The center posted on their Facebook page earlier last week that they are collecting a list of names and phone numbers of people who are willing to help and so far the response has been positive.
“It has been pretty incredible. We just posted on our senior center page on Facebook last evening and at the end of the day we’ve had a lot of responses already with people signing up. We’ve got several volunteers for various things,” Hall said. “It is exciting to see how many people are willing to help our seniors.”
In addition to the grocery drop off, Hall said she is working on virtual connectivity for seniors.
“We are in the process of setting up a Zoom account to be able to offer something.
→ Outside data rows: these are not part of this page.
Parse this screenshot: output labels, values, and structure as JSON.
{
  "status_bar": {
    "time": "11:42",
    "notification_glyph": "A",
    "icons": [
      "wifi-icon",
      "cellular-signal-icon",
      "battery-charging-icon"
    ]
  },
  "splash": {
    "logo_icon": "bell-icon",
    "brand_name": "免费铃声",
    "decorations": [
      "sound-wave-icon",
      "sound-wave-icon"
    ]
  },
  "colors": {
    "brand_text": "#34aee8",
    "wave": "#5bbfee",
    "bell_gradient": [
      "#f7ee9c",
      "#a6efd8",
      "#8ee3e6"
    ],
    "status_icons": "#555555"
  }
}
We are also partnered up with Covia, which is a nonprofit that serves seniors, and they have a social connection that we have been putting out on our email blast to our membership,” Hall said.
She said they are also in the process of setting up a phone tree with some volunteers who can check in with seniors and let them know that the center is available by email and by phone as a resource.
Someone will be at the center Monday through Friday to answer calls and be there to accept delivery from Meals on Wheels of their five-day meal pack.
To volunteer with the Cloverdale Multipurpose Senior Center, call the center at 707-894-4826, or visit www.surveymonkey.com/r/DD6Z5S2 online and fill in your information.
Those receiving Meals on Wheels services will continue to be served, according to Linda Civitello, the Sebastopol Area Senior Center executive director.
To make a request meals for delivery through the Council on Aging Meals on Wheels program, call Jennifer at Council on Aging, 707-525-0143, ext. 119, or by email at email@example.com or firstname.lastname@example.org.
If you are a senior in need of transportation, call 707-829-2440 and the center will try to coordinate a ride.
In terms of social connectivity, Civitello said, “Our staff is working tirelessly to check in on our members and folks who use the center, especially those who are more isolated.”
Erin Stroud, the recreation and program supervisor for the Windsor Senior Recreation Center, said that the town is still working on finding ways to best help seniors during this time.
In an interview on Tuesday, March 24, Stroud said that she is working on a contract with the Redwood Empire Food Bank to start a grocery drive through program at the Windsor Senior Recreation Center.
“We were already working on a contract with the food bank for groceries pick up… and we are excited to start this at the senior center,” Stroud said.
The grocery pick up service will occur the first and third Friday of the month from 11 a.m. to noon at the center, 9231 Foxwood Dr., Windsor.
Stroud said the service will most likely start April 3 at the Windsor Senior Recreation Center.
“They (seniors) can drive right up and get handed their food,” Stroud said, noting that if a senior does not feel comfortable leaving their home, someone can pick up the food for them.
Stroud said the other thing she is working on, is calling senior center members to check if folks have food.
She said that she is happy to report that many of the seniors have said that friends, family and neighbors have volunteered to help bring groceries and other goods to seniors.
“It makes me proud to live in Windsor,” Stroud said of people helping others.